Sure enough, the first three predictions were spotty because she had not fully understood the point of drawing contact points. However, by the fourth circuit, the light went on (pardon the pun) and Pamela predicted the rest of them correctly. (We went out of order going left right rather than down one column and the next: we did A, D, B, E, C, F.)

We had enough time to squeeze in another lesson, this time on hooking up dry cells in a series. Pamela had so much fun with this one and quickly caught on to the connection between the number of cells and the brightness.




She also saw how having opposition in two dry cells prevented the light from working. At first, she did not see the connection between hands-on (the dry cells) and diagram.

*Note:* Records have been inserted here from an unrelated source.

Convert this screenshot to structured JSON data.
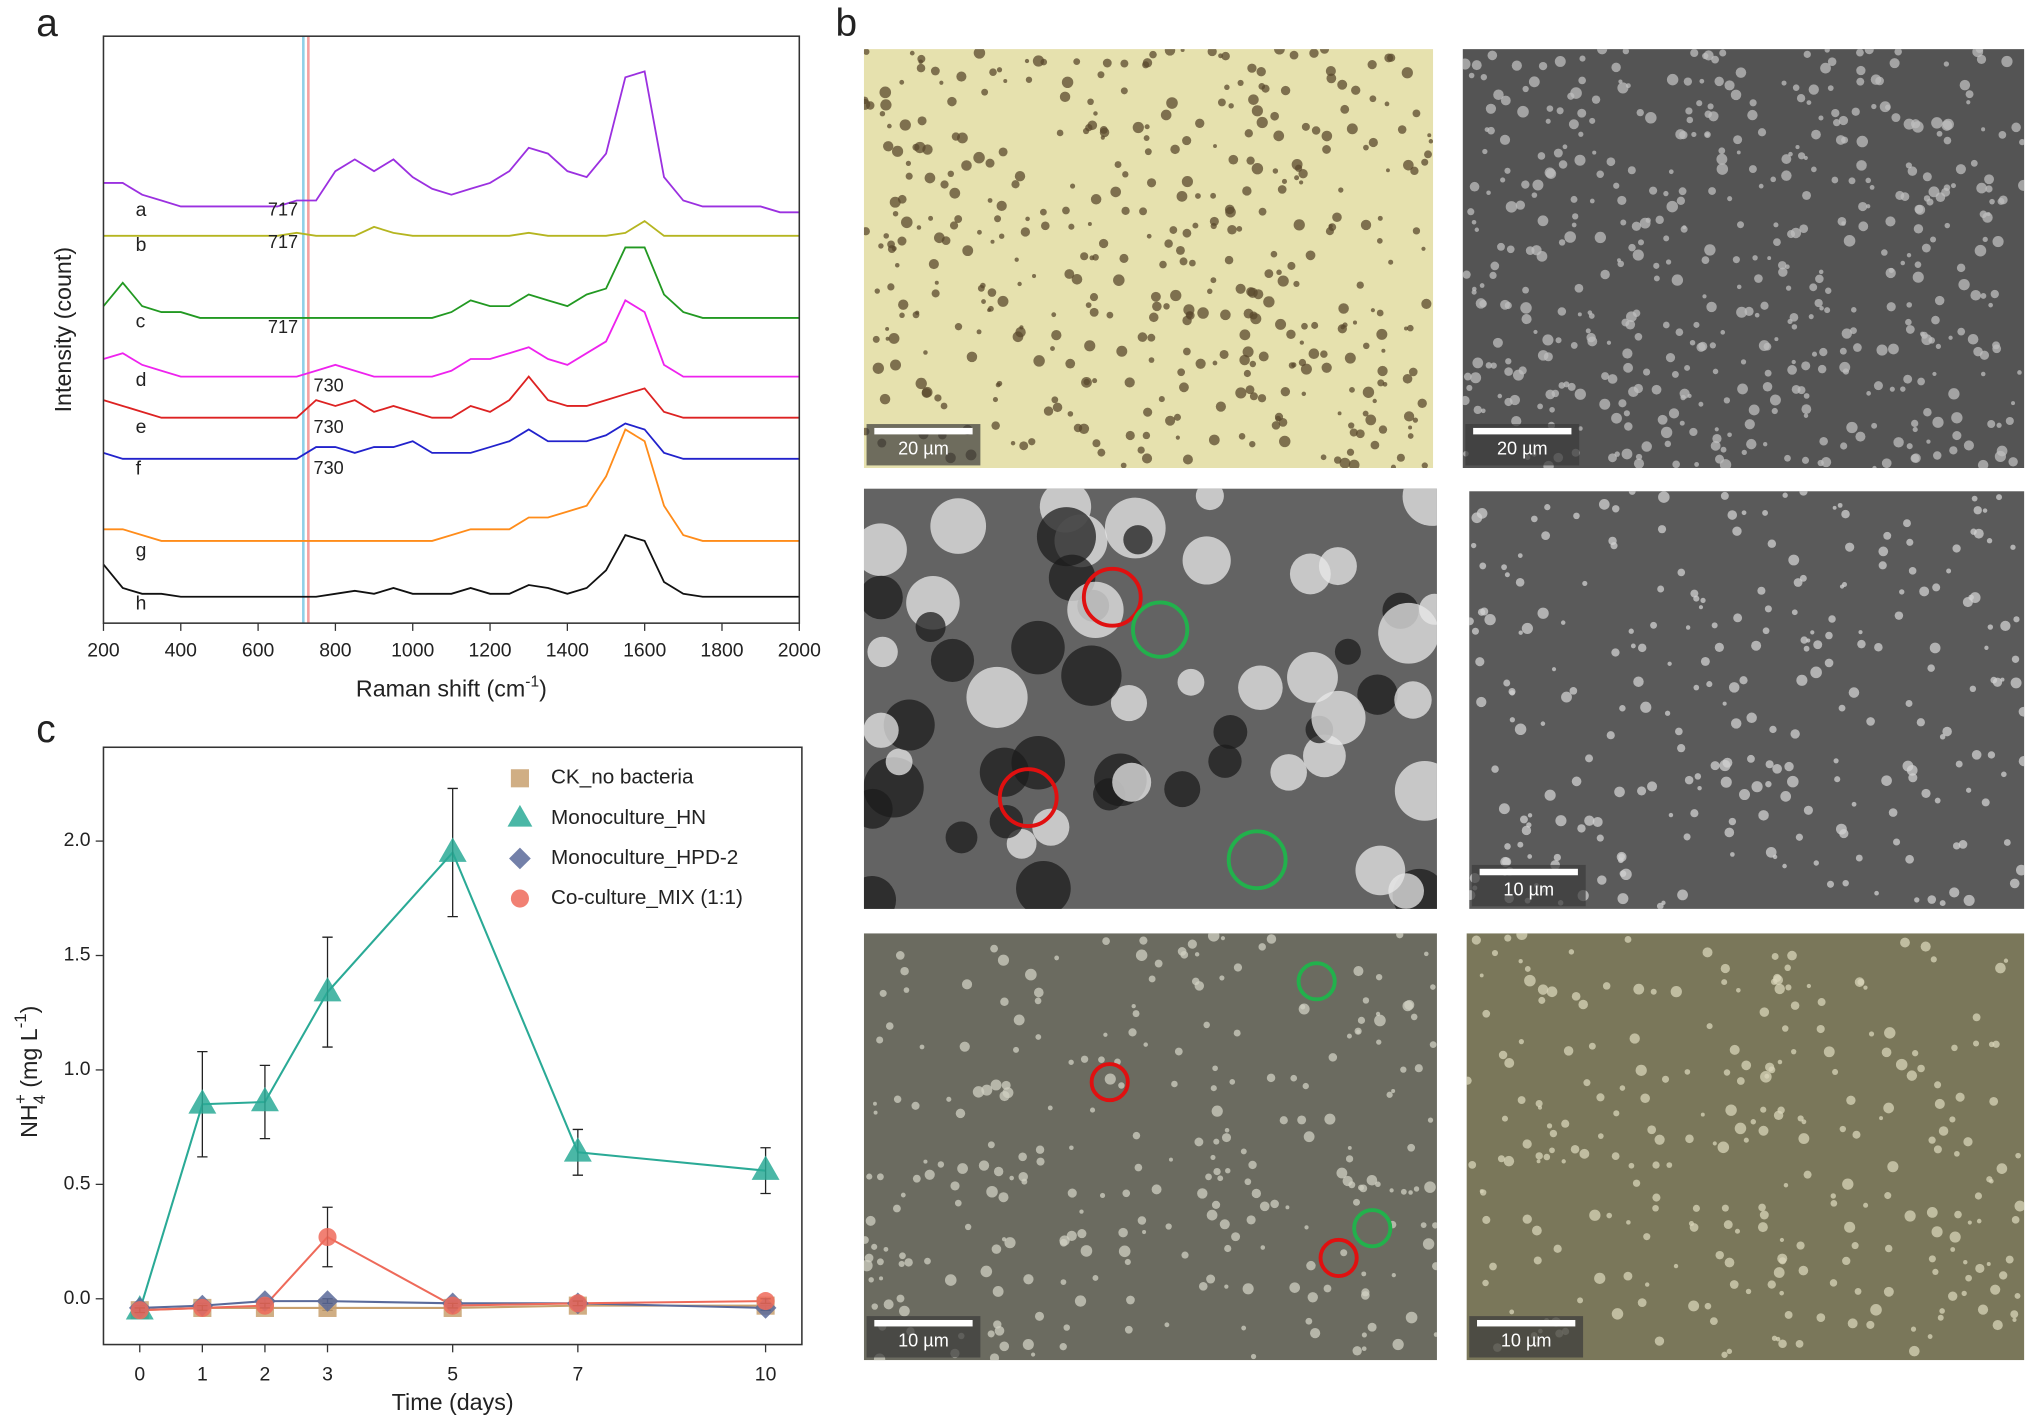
{
  "panel_labels": [
    "a",
    "b",
    "c"
  ],
  "chart_data": [
    {
      "type": "spectra",
      "x_label": {
        "text": "Raman shift (cm",
        "sup": "-1",
        "close": ")"
      },
      "y_label": "Intensity (count)",
      "x": [
        200,
        250,
        300,
        350,
        400,
        450,
        500,
        550,
        600,
        650,
        700,
        750,
        800,
        850,
        900,
        950,
        1000,
        1050,
        1100,
        1150,
        1200,
        1250,
        1300,
        1350,
        1400,
        1450,
        1500,
        1550,
        1600,
        1650,
        1700,
        1750,
        1800,
        1850,
        1900,
        1950,
        2000
      ],
      "xlim": [
        200,
        2000
      ],
      "xticks": [
        200,
        400,
        600,
        800,
        1000,
        1200,
        1400,
        1600,
        1800,
        2000
      ],
      "ylim": [
        0,
        100
      ],
      "reference_lines": [
        {
          "x": 717,
          "color": "#8fd0e8"
        },
        {
          "x": 730,
          "color": "#f4a0a0"
        }
      ],
      "series": [
        {
          "name": "a",
          "color": "#9b30e0",
          "annotation": 717,
          "values": [
            75,
            75,
            73,
            72,
            71,
            71,
            71,
            71,
            71,
            71,
            72,
            72,
            77,
            79,
            77,
            79,
            76,
            74,
            73,
            74,
            75,
            77,
            81,
            80,
            77,
            76,
            80,
            93,
            94,
            76,
            72,
            71,
            71,
            71,
            71,
            70,
            70
          ]
        },
        {
          "name": "b",
          "color": "#b5b520",
          "annotation": 717,
          "values": [
            66,
            66,
            66,
            66,
            66,
            66,
            66,
            66,
            66,
            66,
            66.5,
            66,
            66,
            66,
            67.5,
            66.5,
            66,
            66,
            66,
            66,
            66,
            66,
            66.5,
            66,
            66,
            66,
            66,
            66.5,
            68.5,
            66,
            66,
            66,
            66,
            66,
            66,
            66,
            66
          ]
        },
        {
          "name": "c",
          "color": "#229922",
          "annotation": 717,
          "values": [
            54,
            58,
            54,
            53,
            53,
            52,
            52,
            52,
            52,
            52,
            52,
            52,
            52,
            52,
            52,
            52,
            52,
            52,
            53,
            55,
            54,
            54,
            56,
            55,
            54,
            56,
            57,
            64,
            64,
            56,
            53,
            52,
            52,
            52,
            52,
            52,
            52
          ]
        },
        {
          "name": "d",
          "color": "#ee22ee",
          "annotation": 730,
          "values": [
            45,
            46,
            44,
            43,
            42,
            42,
            42,
            42,
            42,
            42,
            42,
            43,
            44,
            43,
            42,
            42,
            42,
            42,
            43,
            45,
            45,
            46,
            47,
            45,
            44,
            46,
            48,
            55,
            53,
            44,
            42,
            42,
            42,
            42,
            42,
            42,
            42
          ]
        },
        {
          "name": "e",
          "color": "#dd2222",
          "annotation": 730,
          "values": [
            38,
            37,
            36,
            35,
            35,
            35,
            35,
            35,
            35,
            35,
            35,
            38,
            37,
            38,
            36,
            37,
            36,
            35,
            35,
            37,
            36,
            38,
            42,
            38,
            37,
            37,
            38,
            39,
            40,
            36,
            35,
            35,
            35,
            35,
            35,
            35,
            35
          ]
        },
        {
          "name": "f",
          "color": "#2222cc",
          "annotation": 730,
          "values": [
            29,
            28,
            28,
            28,
            28,
            28,
            28,
            28,
            28,
            28,
            28,
            30,
            30,
            29,
            30,
            30,
            31,
            29,
            29,
            29,
            30,
            31,
            33,
            31,
            31,
            31,
            32,
            34,
            33,
            29,
            28,
            28,
            28,
            28,
            28,
            28,
            28
          ]
        },
        {
          "name": "g",
          "color": "#ff8c1a",
          "values": [
            16,
            16,
            15,
            14,
            14,
            14,
            14,
            14,
            14,
            14,
            14,
            14,
            14,
            14,
            14,
            14,
            14,
            14,
            15,
            16,
            16,
            16,
            18,
            18,
            19,
            20,
            25,
            33,
            31,
            20,
            15,
            14,
            14,
            14,
            14,
            14,
            14
          ]
        },
        {
          "name": "h",
          "color": "#111111",
          "values": [
            10,
            6,
            5,
            5,
            4.5,
            4.5,
            4.5,
            4.5,
            4.5,
            4.5,
            4.5,
            4.5,
            5,
            5.5,
            5,
            6,
            5,
            5,
            5,
            6,
            5,
            5,
            6.5,
            6,
            5,
            6,
            9,
            15,
            14,
            7,
            5,
            4.5,
            4.5,
            4.5,
            4.5,
            4.5,
            4.5
          ]
        }
      ]
    },
    {
      "type": "line",
      "x_label": "Time (days)",
      "y_label": {
        "text": "NH",
        "sub": "4",
        "sup": "+",
        "unit": " (mg L",
        "unit_sup": "-1",
        "close": ")"
      },
      "x": [
        0,
        1,
        2,
        3,
        5,
        7,
        10
      ],
      "xlim": [
        -0.58,
        10.58
      ],
      "xticks": [
        0,
        1,
        2,
        3,
        5,
        7,
        10
      ],
      "ylim": [
        -0.2,
        2.41
      ],
      "yticks": [
        {
          "value": 0,
          "label": "0.0"
        },
        {
          "value": 0.5,
          "label": "0.5"
        },
        {
          "value": 1,
          "label": "1.0"
        },
        {
          "value": 1.5,
          "label": "1.5"
        },
        {
          "value": 2,
          "label": "2.0"
        }
      ],
      "legend": "upper right",
      "series": [
        {
          "name": "CK_no bacteria",
          "color": "#c8a06e",
          "marker": "square",
          "values": [
            -0.05,
            -0.04,
            -0.04,
            -0.04,
            -0.04,
            -0.03,
            -0.03
          ],
          "errors": [
            0.01,
            0.01,
            0.01,
            0.01,
            0.01,
            0.01,
            0.01
          ]
        },
        {
          "name": "Monoculture_HN",
          "color": "#2aaa96",
          "marker": "triangle",
          "values": [
            -0.05,
            0.85,
            0.86,
            1.34,
            1.95,
            0.64,
            0.56
          ],
          "errors": [
            0.01,
            0.23,
            0.16,
            0.24,
            0.28,
            0.1,
            0.1
          ]
        },
        {
          "name": "Monoculture_HPD-2",
          "color": "#5a6a9a",
          "marker": "diamond",
          "values": [
            -0.04,
            -0.03,
            -0.01,
            -0.01,
            -0.02,
            -0.02,
            -0.04
          ],
          "errors": [
            0.01,
            0.01,
            0.01,
            0.01,
            0.01,
            0.01,
            0.01
          ]
        },
        {
          "name": "Co-culture_MIX (1:1)",
          "color": "#ee6a5a",
          "marker": "circle",
          "values": [
            -0.05,
            -0.04,
            -0.03,
            0.27,
            -0.03,
            -0.02,
            -0.01
          ],
          "errors": [
            0.01,
            0.01,
            0.01,
            0.13,
            0.01,
            0.01,
            0.01
          ]
        }
      ]
    }
  ],
  "images": {
    "scale_bars": [
      "20 µm",
      "20 µm",
      null,
      "10 µm",
      "10 µm",
      "10 µm"
    ]
  }
}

Once I highlighted them, she saw the difference between opposition and not in opposition. Where we both got confused was having two dry cells in opposition and one not. That moment reveals the beauty of homeschooling. The teacher is not the source of all knowledge and does not have to know every thing. Teacher and taught can learn together.

Luckily, there is an engineer in the house. Since we both were confused, we are going to explore this a little more before moving onto the next lesson. I consulted the resident expert, Steve who has a master's degrees in electrical engineering and once built his own calculator that could only add. I emailed him with questions and he wrote back,

DC batteries are like small streams of water. If you have three streams going in the same direction, feeding the next one, then flow is stronger and hence the bulb is brightest. If you have two batteries going in one direction and one going in another, fundamentally two batteries are pushing against one, and hence the end result is that the net flow is equivalent to one battery (not including heat losses).

I can't wait to share his analogy with Pamela! If Steve had taught me electrical engineering in college, maybe I would have remembered something . . .


Bonnie said...

LOL "the light went on" I love the pun. We are doing BJU Physical science this year, so I hope to see the light go on as well...

Stranded said...

what a brilliant explanation in the end. He is a good teacher!